The current definition, settled on as the book was being written, includes these factors:
  • A planet circles the Sun, not any lesser body in the Solar System.
  • A planet is large enough to have gravitationally settled into a sphere.
  • A planet gravitationally dominates its orbit, sweeping it clear of other bodies.
There is a bit of a quibble about Trojan asteroids in Jupiter's orbit, and similar bodies in the L4 and L5 regions of other planets, but the fact remains that Pluto shares its orbital region with several bodies of similar size, so it is demoted from planet status based on the third factor.

The book tells two stories. One is the search for planets beyond Neptune, and the other is the courtship and marriage of the author to his wife Diane, and the early years of their daughter's life. Both stories reveal a human side of an astronomer's life that is seldom seen. Astronomy is by its nature a night job, though this has abated somewhat now that professional telescopes are computer driven and gather their images automatically. But if an astronomer is not staying up all night tending a telescope, the midnight oil still gets burned: studying the images, using the information they convey to locate earlier images that may reveal more facts about the object of interest, and tons of book work eat up huge amounts of time. A night's observations can require months to digest and analyze, and long hours are the norm if a scientist doesn't want to get scooped by someone else willing to work longer hours.

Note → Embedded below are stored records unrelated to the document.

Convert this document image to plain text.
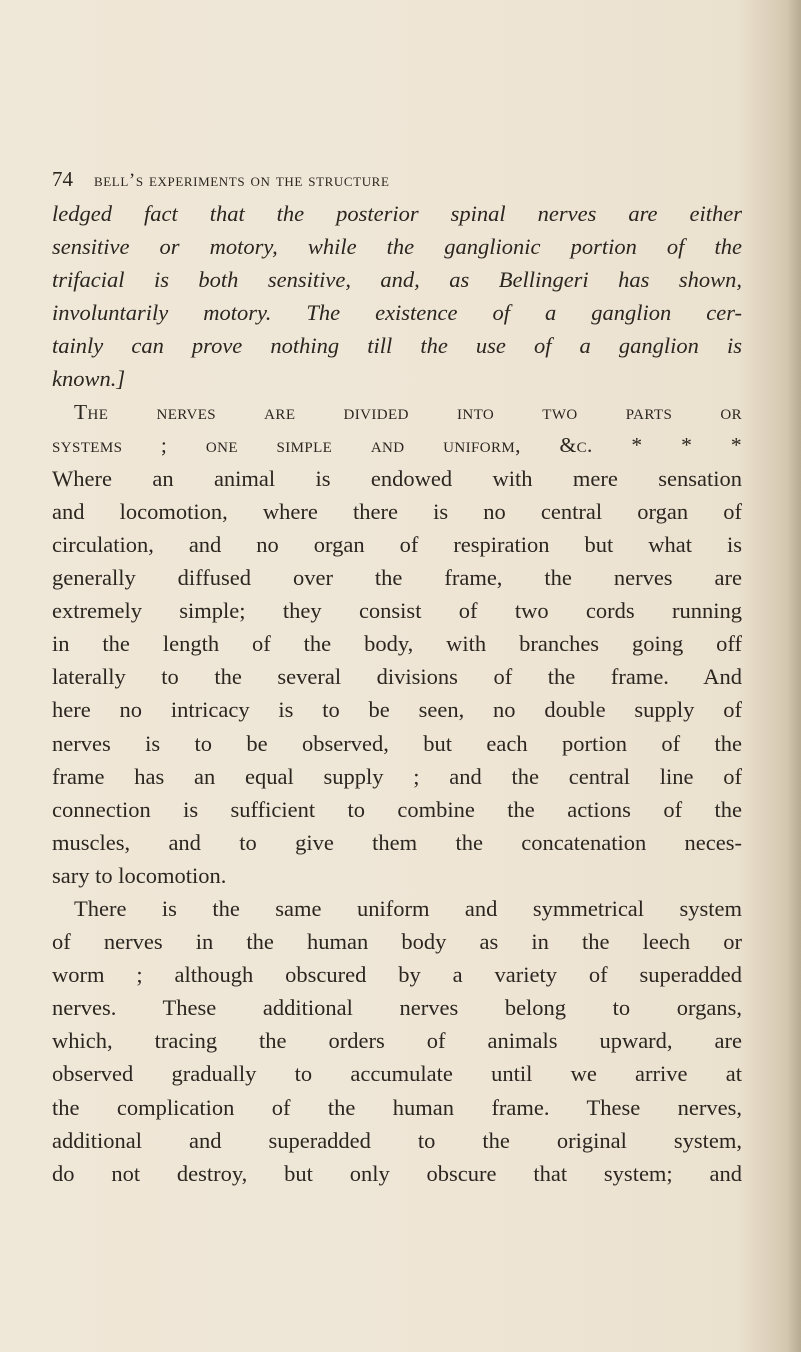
74 bell’s experiments on the structure
ledged fact that the posterior spinal nerves are either
sensitive or motory, while the ganglionic portion of the
trifacial is both sensitive, and, as Bellingeri has shown,
involuntarily motory. The existence of a ganglion cer-
tainly can prove nothing till the use of a ganglion is
known.]
The nerves are divided into two parts or
systems ; one simple and uniform, &c. * * *
Where an animal is endowed with mere sensation
and locomotion, where there is no central organ of
circulation, and no organ of respiration but what is
generally diffused over the frame, the nerves are
extremely simple; they consist of two cords running
in the length of the body, with branches going off
laterally to the several divisions of the frame. And
here no intricacy is to be seen, no double supply of
nerves is to be observed, but each portion of the
frame has an equal supply ; and the central line of
connection is sufficient to combine the actions of the
muscles, and to give them the concatenation neces-
sary to locomotion.
There is the same uniform and symmetrical system
of nerves in the human body as in the leech or
worm ; although obscured by a variety of superadded
nerves. These additional nerves belong to organs,
which, tracing the orders of animals upward, are
observed gradually to accumulate until we arrive at
the complication of the human frame. These nerves,
additional and superadded to the original system,
do not destroy, but only obscure that system; and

Xena eventually got renamed Eris, and a satellite around it was named Dysnomia. Eris is the goddess of discord, and the body is fittingly named for the squabbles that erupted once its discovery was announced. Since about 2008 the larger Pluto-like bodies have been called Plutoids, and a few hundred other Kuiper Belt objects (KBO's) are called Plutinos.

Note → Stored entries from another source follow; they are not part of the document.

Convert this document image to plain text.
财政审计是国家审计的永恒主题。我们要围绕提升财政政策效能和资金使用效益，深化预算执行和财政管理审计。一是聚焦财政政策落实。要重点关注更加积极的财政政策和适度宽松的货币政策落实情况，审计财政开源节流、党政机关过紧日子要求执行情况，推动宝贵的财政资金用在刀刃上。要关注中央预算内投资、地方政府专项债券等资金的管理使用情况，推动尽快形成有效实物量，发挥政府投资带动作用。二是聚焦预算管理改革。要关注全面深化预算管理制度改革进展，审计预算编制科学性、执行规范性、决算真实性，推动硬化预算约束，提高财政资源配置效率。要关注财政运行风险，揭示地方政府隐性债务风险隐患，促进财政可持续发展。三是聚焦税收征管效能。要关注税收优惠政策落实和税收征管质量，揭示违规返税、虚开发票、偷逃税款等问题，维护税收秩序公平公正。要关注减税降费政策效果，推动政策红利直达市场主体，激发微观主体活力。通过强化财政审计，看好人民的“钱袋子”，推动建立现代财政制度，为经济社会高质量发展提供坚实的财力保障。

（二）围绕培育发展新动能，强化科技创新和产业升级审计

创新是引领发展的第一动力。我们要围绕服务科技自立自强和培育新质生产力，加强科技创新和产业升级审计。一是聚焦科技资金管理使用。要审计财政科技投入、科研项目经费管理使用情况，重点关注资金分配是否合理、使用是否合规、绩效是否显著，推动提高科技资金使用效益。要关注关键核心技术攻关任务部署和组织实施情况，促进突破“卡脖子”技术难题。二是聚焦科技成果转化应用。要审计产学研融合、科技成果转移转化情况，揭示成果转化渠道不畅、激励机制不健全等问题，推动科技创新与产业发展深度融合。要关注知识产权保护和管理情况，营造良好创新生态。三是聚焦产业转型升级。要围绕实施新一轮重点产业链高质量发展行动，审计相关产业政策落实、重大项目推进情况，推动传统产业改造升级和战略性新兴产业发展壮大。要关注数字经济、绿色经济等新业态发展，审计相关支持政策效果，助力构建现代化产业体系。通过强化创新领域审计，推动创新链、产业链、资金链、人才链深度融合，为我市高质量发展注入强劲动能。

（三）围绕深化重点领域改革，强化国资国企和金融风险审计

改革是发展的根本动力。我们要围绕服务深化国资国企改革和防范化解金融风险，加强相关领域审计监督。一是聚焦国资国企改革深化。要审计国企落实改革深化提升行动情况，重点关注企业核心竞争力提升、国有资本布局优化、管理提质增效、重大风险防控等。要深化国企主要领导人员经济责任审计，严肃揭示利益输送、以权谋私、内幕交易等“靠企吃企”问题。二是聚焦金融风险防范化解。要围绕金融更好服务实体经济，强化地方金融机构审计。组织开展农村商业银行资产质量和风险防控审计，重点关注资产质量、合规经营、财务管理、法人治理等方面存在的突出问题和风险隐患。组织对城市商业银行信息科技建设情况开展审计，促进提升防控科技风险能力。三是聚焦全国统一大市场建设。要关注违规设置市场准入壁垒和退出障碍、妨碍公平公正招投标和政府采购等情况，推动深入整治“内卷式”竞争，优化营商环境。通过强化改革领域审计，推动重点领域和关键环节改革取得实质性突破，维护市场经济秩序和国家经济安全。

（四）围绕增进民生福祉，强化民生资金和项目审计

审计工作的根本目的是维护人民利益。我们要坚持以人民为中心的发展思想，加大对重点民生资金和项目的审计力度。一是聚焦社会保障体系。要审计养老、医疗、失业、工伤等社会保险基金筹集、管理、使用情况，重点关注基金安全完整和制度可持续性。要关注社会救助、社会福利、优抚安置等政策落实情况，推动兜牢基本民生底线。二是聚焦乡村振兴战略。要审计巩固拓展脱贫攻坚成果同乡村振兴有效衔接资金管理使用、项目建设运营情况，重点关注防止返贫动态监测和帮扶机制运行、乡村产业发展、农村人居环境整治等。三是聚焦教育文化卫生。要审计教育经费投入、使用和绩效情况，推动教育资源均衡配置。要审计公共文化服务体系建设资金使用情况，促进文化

The author conjurs a fantastic image of an alien approaching the Solar System, and noticing first the four Giant planets, led by Jupiter. Then four smaller bodies are seen from closer in, that lie between Jupiter and the Sun (Earth is the third, but the alien doesn't know that). Finally, two bands composed of multitudes of bodies are discerned, one inwards of Jupiter, the asteroid belt, and one outwards of Neptune, the Kuiper belt (plus an outer region called the scattered disk). We then can realize that the eight planets, four big and four small, dominate the System; a few rounded bodies are the largest members of the two belts, and it remains to be seen whether the Kuiper belt plus scattered disk will yield up an even larger body, or several. Eris may have a big brother or two waiting to be found.

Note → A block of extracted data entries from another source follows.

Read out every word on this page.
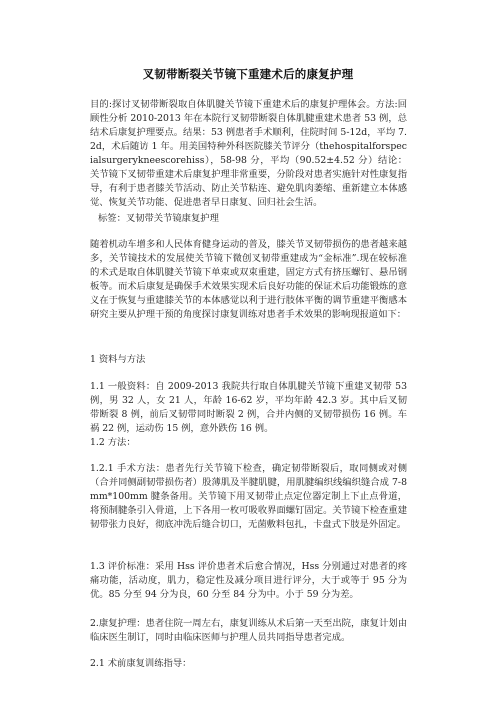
叉韧带断裂关节镜下重建术后的康复护理

目的:探讨叉韧带断裂取自体肌腱关节镜下重建术后的康复护理体会。方法:回顾性分析 2010-2013 年在本院行叉韧带断裂自体肌腱重建术患者 53 例，总结术后康复护理要点。结果：53 例患者手术顺利，住院时间 5-12d，平均 7.2d，术后随访 1 年。用美国特种外科医院膝关节评分（thehospitalforspecialsurgerykneescorehiss），58-98 分，平均（90.52±4.52 分）结论：关节镜下叉韧带重建术后康复护理非常重要，分阶段对患者实施针对性康复指导，有利于患者膝关节活动、防止关节粘连、避免肌肉萎缩、重新建立本体感觉、恢复关节功能、促进患者早日康复、回归社会生活。

标签：叉韧带关节镜康复护理

随着机动车增多和人民体育健身运动的普及，膝关节叉韧带损伤的患者越来越多，关节镜技术的发展使关节镜下微创叉韧带重建成为“金标准”.现在较标准的术式是取自体肌腱关节镜下单束或双束重建，固定方式有挤压螺钉、悬吊钢板等。而术后康复是确保手术效果实现术后良好功能的保证术后功能锻炼的意义在于恢复与重建膝关节的本体感觉以利于进行肢体平衡的调节重建平衡感本研究主要从护理干预的角度探讨康复训练对患者手术效果的影响现报道如下：

1 资料与方法

1.1 一般资料：自 2009-2013 我院共行取自体肌腱关节镜下重建叉韧带 53 例，男 32 人，女 21 人，年龄 16-62 岁，平均年龄 42.3 岁。其中后叉韧带断裂 8 例，前后叉韧带同时断裂 2 例，合并内侧的叉韧带损伤 16 例。车祸 22 例，运动伤 15 例，意外跌伤 16 例。

1.2 方法：

1.2.1 手术方法：患者先行关节镜下检查，确定韧带断裂后，取同侧或对侧（合并同侧副韧带损伤者）股薄肌及半腱肌腱，用肌腱编织线编织缝合成 7-8mm*100mm 腱条备用。关节镜下用叉韧带止点定位器定制上下止点骨道，将预制腱条引入骨道，上下各用一枚可吸收界面螺钉固定。关节镜下检查重建韧带张力良好，彻底冲洗后缝合切口，无菌敷料包扎，卡盘式下肢是外固定。

1.3 评价标准：采用 Hss 评价患者术后愈合情况，Hss 分别通过对患者的疼痛功能，活动度，肌力，稳定性及减分项目进行评分，大于或等于 95 分为优。85 分至 94 分为良，60 分至 84 分为中。小于 59 分为差。

2.康复护理：患者住院一周左右，康复训练从术后第一天至出院，康复计划由临床医生制订，同时由临床医师与护理人员共同指导患者完成。

2.1 术前康复训练指导：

Solar System astronomy is healthy and exciting.

P.S. What it takes to find a new Plutoid.
  1. A telescope with at least a meter aperture (Mike Brown used a 48-inch Schmidt at Palomar, first with film, later with digital sensors).
  2. A wide-angle camera with 50-100 megapixels of sensor. This combination can record bodies of Magnitude 18-24 (Xena/Eris was M17 when found).
  3. A half year to a year of observing time, mostly the half-month each month when the moon is the darkest and out of the way.
  4. Fast computer power to compare the millions of points on one day's images with the next.
  5. Gallons of midnight oil, so to speak, because the computer produces "possibles", which an expert human has to verify into a shorter list of "probables", and make extra observations to nail them down.
  6. Time reserved on larger instruments, including the Hubble, if possible, for that nailing down process.
  7. An accommodating spouse; you'll be traveling a lot.
P.P.S. Magnitudes. Take the time to read This Wikipedia article. Briefly, bright stars have small numbers as their Magnitude; "First magnitude" refers to bright stars. The dimmest stars visible to a young person in a dark sky have Magnitude 6 or 6.5. Magnitude is the negative logarithm of brightness, to the base of the fifth root of 100 (about 2.5), so a magnitude difference of 1 is a brightness ratio of 2.5:1 and a magnitude difference of 5 is a brightness ratio of 100. With a 10-inch diameter (250mm) telescope, the dimmest stars visible are magnitude 15. The brightest Plutinos have magnitudes of about 17 or 18, so they are very faint indeed. You'd need a telescope the size of a minibus to see one of them visually.